At the same time, conservationists wanted to ensure that the ongoing administration of the area would continue to protect the natural beauty and wildlife in the region, and all sides saw it as an opportunity to generate employment and economic gain for the Makuleke community.
At the same time, Wilderness Safaris proposed creating a safari lodge, to be based on principles of economic cooperation, nature conservation and fair distribution of local resources.
“In many situations here in South Africa, there is a three-way conflict between historic justice, economic justice and conservation requirements,” says Russel Friedman, one of the founders of Wilderness Safaris.
“We believe that responsible tourism can change the lives of local communities, and that local communities are potentially excellent resources to protect wild and plant life.
We work together with local communities to make sure they see clear economic benefit from our joint efforts.

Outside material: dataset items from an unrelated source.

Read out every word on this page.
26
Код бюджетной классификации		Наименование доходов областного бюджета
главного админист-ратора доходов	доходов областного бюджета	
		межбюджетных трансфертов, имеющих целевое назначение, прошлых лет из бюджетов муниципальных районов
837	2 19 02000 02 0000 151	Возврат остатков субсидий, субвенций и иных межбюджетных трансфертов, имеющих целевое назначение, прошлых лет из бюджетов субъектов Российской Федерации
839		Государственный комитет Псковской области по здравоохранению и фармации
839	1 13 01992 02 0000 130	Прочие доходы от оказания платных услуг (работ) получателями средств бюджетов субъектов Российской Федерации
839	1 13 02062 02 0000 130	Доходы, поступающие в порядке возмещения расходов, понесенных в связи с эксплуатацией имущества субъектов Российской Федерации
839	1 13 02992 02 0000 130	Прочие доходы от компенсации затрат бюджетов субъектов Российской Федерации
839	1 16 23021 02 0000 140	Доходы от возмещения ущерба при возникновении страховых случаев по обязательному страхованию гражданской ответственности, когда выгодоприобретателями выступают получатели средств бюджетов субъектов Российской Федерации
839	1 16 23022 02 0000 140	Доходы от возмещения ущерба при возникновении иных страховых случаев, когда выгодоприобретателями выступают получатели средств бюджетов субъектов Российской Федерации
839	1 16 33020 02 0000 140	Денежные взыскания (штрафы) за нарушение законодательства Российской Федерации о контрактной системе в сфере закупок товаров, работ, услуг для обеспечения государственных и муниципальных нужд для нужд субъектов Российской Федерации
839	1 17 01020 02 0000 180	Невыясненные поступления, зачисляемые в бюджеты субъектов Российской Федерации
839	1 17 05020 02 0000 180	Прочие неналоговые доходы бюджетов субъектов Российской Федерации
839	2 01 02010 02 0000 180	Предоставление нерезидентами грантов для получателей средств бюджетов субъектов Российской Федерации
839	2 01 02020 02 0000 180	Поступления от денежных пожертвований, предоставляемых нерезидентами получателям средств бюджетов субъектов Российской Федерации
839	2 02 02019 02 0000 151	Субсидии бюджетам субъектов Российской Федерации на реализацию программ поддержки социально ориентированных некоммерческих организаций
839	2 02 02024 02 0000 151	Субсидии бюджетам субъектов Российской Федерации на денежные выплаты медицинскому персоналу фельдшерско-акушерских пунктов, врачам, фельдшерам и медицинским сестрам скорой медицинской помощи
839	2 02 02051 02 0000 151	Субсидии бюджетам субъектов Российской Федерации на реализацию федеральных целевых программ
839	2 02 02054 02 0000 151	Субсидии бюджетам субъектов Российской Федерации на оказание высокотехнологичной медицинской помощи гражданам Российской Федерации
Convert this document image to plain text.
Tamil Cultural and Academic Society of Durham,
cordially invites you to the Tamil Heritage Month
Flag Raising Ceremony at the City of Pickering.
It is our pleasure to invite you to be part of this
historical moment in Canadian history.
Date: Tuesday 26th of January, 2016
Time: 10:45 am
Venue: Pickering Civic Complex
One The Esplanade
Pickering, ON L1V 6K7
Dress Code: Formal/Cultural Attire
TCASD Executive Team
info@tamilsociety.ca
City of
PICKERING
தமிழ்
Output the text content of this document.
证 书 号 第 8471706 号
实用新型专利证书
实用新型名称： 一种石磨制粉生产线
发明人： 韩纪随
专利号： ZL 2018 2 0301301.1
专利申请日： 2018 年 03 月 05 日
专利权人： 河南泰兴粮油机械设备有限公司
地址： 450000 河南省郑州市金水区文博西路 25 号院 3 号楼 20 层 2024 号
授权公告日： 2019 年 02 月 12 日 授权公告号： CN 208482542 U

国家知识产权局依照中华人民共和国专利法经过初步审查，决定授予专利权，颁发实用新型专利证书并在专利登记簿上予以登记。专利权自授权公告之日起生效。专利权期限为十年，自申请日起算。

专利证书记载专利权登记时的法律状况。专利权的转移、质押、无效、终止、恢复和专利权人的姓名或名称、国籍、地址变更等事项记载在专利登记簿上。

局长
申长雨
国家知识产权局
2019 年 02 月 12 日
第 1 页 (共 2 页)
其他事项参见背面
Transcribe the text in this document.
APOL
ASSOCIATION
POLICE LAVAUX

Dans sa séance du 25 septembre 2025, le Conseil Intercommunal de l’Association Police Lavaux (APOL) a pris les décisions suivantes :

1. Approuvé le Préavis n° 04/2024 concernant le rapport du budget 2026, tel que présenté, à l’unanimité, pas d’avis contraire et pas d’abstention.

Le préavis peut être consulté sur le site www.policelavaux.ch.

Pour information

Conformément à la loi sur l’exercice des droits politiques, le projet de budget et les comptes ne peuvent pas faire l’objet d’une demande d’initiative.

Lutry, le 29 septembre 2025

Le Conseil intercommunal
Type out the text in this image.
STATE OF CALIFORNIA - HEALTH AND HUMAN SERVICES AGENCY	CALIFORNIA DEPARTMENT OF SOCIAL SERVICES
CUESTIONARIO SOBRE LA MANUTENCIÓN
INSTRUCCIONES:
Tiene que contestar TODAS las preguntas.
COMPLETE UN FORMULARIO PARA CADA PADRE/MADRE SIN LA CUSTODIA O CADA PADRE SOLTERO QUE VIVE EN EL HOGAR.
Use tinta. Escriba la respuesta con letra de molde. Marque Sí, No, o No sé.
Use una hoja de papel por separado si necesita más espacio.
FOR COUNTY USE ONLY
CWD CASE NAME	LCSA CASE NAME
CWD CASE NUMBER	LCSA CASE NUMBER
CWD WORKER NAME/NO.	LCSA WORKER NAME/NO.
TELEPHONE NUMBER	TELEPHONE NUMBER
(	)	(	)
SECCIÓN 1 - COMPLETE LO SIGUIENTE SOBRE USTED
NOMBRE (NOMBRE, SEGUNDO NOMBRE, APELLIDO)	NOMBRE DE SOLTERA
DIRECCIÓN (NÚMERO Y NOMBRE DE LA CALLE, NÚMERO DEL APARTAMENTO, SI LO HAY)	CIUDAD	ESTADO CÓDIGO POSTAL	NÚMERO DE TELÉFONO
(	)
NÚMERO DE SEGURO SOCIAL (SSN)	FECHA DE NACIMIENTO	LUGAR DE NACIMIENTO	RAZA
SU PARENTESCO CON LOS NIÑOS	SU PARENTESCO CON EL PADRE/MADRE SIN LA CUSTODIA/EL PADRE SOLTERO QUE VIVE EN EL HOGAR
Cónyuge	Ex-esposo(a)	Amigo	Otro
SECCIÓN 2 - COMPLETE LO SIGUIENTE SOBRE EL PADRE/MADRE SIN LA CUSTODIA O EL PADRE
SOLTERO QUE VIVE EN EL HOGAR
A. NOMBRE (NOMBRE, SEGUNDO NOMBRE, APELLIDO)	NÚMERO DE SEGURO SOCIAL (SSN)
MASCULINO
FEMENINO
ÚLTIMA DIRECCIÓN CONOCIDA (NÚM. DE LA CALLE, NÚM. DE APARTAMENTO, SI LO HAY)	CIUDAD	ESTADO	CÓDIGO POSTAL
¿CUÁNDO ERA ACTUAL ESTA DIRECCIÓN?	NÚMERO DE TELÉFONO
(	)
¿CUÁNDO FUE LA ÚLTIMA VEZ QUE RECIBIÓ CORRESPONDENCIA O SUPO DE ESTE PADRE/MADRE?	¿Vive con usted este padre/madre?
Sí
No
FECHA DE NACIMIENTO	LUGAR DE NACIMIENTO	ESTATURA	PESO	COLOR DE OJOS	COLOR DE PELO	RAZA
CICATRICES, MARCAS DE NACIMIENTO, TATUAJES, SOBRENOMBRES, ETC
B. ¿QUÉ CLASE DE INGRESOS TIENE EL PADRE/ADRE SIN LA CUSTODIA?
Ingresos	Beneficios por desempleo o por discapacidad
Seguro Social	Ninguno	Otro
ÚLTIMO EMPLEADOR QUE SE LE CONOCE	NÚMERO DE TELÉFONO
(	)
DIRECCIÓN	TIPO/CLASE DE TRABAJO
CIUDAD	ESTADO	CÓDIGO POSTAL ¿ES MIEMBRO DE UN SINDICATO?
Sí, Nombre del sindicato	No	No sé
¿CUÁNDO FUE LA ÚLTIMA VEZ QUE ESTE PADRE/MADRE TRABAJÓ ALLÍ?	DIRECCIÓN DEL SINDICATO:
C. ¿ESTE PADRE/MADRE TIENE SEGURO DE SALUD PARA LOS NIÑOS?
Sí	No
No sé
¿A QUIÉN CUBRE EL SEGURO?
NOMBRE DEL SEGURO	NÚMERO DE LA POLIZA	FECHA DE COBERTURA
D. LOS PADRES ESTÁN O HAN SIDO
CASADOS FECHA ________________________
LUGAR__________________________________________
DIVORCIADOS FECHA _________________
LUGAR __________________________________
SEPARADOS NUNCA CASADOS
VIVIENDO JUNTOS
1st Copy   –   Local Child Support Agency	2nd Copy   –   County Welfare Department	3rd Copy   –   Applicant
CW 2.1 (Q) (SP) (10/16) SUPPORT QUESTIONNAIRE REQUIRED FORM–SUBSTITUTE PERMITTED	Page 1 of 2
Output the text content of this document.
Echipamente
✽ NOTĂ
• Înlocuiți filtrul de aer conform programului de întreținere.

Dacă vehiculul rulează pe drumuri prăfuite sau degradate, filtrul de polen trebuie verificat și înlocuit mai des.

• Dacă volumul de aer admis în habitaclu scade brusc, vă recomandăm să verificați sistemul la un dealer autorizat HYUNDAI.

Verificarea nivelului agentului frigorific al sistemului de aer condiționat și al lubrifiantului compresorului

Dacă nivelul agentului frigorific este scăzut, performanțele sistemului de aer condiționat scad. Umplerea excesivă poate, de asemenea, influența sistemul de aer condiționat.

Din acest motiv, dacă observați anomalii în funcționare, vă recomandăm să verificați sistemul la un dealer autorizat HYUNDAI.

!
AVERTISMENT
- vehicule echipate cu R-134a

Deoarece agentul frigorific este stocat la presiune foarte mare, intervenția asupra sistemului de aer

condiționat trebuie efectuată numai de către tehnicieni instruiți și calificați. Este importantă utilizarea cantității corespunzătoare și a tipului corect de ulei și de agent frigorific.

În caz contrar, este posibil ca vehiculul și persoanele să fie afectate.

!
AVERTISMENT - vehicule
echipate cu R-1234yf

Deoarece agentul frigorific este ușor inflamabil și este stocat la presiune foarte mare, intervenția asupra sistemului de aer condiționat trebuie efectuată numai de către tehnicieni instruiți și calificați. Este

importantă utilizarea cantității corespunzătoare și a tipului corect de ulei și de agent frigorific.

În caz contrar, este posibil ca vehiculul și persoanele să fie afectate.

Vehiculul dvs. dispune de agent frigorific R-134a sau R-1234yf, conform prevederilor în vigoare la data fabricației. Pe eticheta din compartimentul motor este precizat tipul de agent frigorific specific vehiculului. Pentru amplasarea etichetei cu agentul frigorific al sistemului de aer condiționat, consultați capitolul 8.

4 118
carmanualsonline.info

Once that happens, they become the best conservationists around, so everyone benefits.”
Wilderness and the Makuleke signed a 45-year lease in 2003. Staff training for 10 nature guides began a year later (all guides have university degrees in varying nature sciences), and the camp opened in July 2005.
Godfrey Baloyi, a guide who has worked at the camp since it opened, says the partnership with Wilderness has been a success, but adds that unrealistic expectations on the part of his neighbors can make things difficult.
“I am so proud that my tribal land is such an amazing place,” says the 38-year-old Baloyi. “My parents were kicked out of here, and I grew up on stories about the Pafuri region. When I was a kid, we would travel to Pafuri Gate, but it was during Apartheid and we weren’t allowed in the park. I am thankful we have the opportunity now to enjoy the land once again, and to share it with others.”
That said, he continues, “I wouldn’t say that all is roses. Many people in our village thought the deal would make us all rich, that the resort would provide jobs for everyone. It’s hard for people to realize that that would be impossible, but it is clear that the camp is bringing money into the community. Most important, we have open lines of communication and are working together to ensure the future of the area for future generations. To me, that’s what it is all about.”
El Al operates two weekly flights between Johannesburg and Tel Aviv. Israeli citizens do not need a visa to enter South Africa, but visitors must have at least two blank pages in a passport to enter the country.
Pafuri Gate is located at the northern tip of Kruger National Park, 630 kilometers from Johannesburg. Most of the driving is along the national NI highway, and all roads leading into the nature reserve are good. Be aware that the last gas station before Pafuri is located at Tshipise, an hour’s drive from Pafuri Gate and 90 minutes from the campsite.
Be advised that Kruger is a malaria danger zone, especially in summer. It is advisable to wear light-fitting long sleeves, pants and socks, and strong mosquito repellent on the neck, face and hands. Seek medical advice about malaria prevention and treatment before traveling.